Tout ce que je viens de dire n’a l’air de rien sauf qu’en fait je viens de démontrer pourquoi sur le principe nous n’avions pas besoin d’une suite au Retour du Jedi et pourquoi il aurait mieux fallu l’éviter, tout en révélant en quoi un (ou des) préquel(s) au premier film pourrai(en)t être intéressant(s). Raconter l’histoire menant aux événements de la première histoire, ne réduirait pas son importance bien au contraire elle la soulignerait. En voyant comment Anakin a succombé, cela élèverait la décision de Luke de ne pas succomber, en voyant comment celui qui deviendrait un jour l’Empereur a vaincu l’Ancienne République et les Jedi, cela rendrait sa défaite d’autant plus retentissante, en voyant l’age d’or de la République cela rendrait son retour bien plus émouvant. Faire une série de préquels répondrait non seulement à toutes les questions qu’on se pose sur Star Wars, enrichirait un univers sur lequel on ne sait pratiquement rien, renforcerait l’impact de nos héros et de leurs actions en donnant une importance nouvelle à l’histoire de la Trilogie Originale, mais surtout elle lui offrirait plus de profondeur.
C’est donc tout bénef.
Pourquoi je raconte tout ça ? Parce que certains continuent d’affirmer qu’on avait pas besoin de prélogie et que Lucas aurait dû faire une suite au Retour plutôt que de regarder en arrière en expliquant des choses dont on avait pas besoin de savoir et en se concentrant sur le passé. Je viens de démontrer que ces gens là ont tort.
Je viens aussi de démontrer que si faire des préquels n’était pas une décision qui était nécessairement motivée par l’argent, car elle permettait à Lucas de terminer ce qu’il avait commencé en bouclant une boucle et de répondre a des questions auxquelles les premiers films ne répondaient pas, la décision de faire des séquels elle l’est nécessairement.

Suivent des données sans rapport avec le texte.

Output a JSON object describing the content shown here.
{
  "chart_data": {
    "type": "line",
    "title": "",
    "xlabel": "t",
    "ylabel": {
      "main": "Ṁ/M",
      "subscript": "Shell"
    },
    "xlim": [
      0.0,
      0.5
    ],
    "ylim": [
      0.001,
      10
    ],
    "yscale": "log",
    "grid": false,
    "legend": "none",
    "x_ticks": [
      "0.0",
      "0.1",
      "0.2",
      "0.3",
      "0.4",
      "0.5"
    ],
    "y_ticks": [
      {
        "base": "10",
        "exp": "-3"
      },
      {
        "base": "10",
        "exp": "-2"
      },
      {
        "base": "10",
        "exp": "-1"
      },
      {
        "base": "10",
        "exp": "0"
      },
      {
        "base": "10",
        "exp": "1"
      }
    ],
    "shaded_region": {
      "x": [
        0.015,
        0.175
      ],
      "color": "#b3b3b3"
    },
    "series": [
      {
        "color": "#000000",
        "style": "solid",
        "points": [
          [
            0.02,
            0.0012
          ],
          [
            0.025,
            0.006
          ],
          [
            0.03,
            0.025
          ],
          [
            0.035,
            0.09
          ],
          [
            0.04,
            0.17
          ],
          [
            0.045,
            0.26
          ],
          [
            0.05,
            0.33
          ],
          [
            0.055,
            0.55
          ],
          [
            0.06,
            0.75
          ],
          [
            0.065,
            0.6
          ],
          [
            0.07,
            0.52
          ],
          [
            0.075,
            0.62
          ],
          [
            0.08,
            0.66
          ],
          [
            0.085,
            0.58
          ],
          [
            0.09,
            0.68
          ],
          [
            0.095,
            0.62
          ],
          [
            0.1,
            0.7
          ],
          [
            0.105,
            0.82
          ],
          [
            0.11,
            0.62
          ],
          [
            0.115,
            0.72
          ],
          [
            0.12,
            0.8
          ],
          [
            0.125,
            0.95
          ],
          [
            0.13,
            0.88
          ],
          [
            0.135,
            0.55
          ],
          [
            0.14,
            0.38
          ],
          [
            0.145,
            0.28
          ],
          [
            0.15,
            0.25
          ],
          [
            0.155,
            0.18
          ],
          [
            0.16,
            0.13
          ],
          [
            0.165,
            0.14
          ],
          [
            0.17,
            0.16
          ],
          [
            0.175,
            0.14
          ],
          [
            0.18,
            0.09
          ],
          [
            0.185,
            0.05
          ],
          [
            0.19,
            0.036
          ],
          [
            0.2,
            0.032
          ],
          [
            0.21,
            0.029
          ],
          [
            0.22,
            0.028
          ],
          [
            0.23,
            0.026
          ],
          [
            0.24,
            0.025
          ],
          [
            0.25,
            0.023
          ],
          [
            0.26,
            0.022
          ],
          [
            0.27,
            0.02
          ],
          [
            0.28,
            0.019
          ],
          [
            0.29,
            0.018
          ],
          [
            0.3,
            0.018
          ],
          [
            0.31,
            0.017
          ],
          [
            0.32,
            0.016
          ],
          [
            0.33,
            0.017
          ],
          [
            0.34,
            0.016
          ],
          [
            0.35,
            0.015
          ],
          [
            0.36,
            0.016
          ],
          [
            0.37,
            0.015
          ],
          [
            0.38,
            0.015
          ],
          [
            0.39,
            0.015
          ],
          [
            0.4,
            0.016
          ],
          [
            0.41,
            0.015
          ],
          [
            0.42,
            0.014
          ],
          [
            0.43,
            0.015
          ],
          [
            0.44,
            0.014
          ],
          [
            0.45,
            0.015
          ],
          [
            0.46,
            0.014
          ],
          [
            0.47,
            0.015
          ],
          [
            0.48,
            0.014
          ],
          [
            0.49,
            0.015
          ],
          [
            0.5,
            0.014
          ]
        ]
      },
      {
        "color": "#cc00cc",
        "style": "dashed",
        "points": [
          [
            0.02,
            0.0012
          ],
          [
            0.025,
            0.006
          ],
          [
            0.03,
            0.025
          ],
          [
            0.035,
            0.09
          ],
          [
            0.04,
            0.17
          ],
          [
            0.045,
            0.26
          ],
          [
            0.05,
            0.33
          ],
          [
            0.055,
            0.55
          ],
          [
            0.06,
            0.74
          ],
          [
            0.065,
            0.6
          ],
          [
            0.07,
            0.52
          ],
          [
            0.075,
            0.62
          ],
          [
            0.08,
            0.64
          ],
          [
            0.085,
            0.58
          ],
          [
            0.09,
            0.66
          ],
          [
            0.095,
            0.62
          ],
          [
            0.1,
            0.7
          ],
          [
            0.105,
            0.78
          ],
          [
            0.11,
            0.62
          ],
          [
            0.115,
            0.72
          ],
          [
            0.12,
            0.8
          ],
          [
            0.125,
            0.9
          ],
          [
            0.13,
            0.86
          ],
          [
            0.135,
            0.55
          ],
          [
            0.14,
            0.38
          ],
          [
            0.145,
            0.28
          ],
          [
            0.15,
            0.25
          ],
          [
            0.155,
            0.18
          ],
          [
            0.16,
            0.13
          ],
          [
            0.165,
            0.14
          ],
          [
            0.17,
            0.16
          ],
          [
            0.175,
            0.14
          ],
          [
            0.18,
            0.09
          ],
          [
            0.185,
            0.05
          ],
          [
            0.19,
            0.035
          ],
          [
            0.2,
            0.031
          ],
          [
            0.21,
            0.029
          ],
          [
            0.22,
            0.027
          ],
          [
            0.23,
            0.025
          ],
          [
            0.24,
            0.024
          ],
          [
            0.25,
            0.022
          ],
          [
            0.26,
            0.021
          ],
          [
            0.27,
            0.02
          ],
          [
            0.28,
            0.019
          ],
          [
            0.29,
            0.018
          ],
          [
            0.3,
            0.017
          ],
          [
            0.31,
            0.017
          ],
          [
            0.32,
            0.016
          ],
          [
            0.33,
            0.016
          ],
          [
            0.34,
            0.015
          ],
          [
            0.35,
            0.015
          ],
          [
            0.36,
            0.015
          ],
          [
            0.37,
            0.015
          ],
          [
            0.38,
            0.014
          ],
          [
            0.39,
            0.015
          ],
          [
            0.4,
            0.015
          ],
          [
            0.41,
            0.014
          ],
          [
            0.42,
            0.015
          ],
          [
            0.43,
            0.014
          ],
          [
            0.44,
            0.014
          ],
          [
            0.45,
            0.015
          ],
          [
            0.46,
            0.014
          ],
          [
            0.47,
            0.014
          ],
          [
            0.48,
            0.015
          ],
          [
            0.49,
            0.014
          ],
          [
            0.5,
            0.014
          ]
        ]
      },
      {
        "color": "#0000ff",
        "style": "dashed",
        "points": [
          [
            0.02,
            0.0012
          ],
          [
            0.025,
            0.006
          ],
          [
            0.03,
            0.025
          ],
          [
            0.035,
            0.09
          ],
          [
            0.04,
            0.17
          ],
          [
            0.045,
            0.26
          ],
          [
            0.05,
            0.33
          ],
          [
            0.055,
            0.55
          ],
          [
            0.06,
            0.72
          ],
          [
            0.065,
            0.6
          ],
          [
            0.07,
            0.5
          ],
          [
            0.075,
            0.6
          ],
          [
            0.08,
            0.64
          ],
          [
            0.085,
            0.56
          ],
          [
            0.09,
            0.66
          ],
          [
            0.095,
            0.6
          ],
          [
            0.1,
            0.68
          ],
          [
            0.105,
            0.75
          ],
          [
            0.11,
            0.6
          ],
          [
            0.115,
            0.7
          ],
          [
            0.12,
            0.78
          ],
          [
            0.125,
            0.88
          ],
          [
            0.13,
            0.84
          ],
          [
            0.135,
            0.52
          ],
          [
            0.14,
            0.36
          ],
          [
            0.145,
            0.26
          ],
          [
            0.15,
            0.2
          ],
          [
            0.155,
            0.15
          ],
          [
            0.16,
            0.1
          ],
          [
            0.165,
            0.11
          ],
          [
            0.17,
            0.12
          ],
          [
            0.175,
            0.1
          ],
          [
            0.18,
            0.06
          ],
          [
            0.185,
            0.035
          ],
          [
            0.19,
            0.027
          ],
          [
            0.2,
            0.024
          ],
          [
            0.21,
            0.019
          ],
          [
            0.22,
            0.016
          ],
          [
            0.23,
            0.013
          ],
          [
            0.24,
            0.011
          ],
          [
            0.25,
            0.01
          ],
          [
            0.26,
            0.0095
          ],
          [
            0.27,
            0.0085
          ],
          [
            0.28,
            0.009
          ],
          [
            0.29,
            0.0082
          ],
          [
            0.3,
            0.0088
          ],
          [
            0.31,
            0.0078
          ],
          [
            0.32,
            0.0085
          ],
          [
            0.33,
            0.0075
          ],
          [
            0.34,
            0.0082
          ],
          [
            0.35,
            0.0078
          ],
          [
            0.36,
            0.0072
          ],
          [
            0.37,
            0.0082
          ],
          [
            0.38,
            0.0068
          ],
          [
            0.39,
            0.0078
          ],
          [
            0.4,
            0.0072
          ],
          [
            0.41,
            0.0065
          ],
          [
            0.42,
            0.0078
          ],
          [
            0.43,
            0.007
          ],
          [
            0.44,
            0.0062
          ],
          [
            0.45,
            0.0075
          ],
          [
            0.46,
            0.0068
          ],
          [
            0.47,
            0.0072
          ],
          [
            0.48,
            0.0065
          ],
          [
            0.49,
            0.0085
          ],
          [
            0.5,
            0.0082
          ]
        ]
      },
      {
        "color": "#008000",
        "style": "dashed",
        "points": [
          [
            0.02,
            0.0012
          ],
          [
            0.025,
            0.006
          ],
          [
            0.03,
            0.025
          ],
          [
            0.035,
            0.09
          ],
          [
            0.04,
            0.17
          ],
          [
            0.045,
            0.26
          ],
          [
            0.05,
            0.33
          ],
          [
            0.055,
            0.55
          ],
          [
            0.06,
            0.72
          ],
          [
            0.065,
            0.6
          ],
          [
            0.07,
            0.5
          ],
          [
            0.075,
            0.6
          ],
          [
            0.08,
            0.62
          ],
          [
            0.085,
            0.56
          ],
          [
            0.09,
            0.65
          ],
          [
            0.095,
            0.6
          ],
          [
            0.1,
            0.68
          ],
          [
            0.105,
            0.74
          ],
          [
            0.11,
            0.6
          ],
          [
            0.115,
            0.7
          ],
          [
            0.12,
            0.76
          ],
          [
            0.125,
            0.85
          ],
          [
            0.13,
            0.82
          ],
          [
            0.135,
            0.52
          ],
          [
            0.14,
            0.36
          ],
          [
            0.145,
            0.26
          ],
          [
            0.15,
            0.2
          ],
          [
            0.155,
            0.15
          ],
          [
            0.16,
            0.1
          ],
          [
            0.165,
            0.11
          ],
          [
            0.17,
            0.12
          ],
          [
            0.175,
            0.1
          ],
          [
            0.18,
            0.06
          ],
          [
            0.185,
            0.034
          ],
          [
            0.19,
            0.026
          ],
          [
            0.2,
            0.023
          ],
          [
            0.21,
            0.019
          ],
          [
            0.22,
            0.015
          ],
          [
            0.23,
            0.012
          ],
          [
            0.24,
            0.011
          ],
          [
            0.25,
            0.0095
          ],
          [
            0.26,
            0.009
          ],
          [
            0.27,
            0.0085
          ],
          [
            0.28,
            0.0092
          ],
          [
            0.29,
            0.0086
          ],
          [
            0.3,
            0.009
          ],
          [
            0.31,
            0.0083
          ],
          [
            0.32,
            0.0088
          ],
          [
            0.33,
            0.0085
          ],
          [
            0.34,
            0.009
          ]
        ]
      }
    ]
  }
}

Je viens donc de prouver que sur le plan théorique ainsi que dans le principe les préquels sont nécessairement meilleurs que les séquels, comme ce post est déjà suffisamment long j’aborderais dans une troisième partie en quoi ils sont meilleurs dans la pratique, et rassurez vous :
Lenidem a écrit:1) Les Jedi de la Prélogie (ou pré-Luke pour être exact) sont des connards, et oui ça inclut (bien que dans une moindre mesure) Ben et Yoda
Là, faudrait m'expliquer. Psychorigides, oui, certainement. Mais connards ? Ils cherchent (sincèrement, eux) à protéger la paix dans la galaxie, et... c'est tout. Ils aident et escortent les gens. À part ça, ils n'ont pas de vie, ne possèdent apparemment rien d'autre que leur sabre, leurs vêtements, et leurs quelques gadgets de Batman - plus un temple. Ils sont faillibles, ok. Mais si ça suffit à en faire des connards, alors personne sur Terre n'est gentil.
Je n’oublierais pas se traiter de ce point.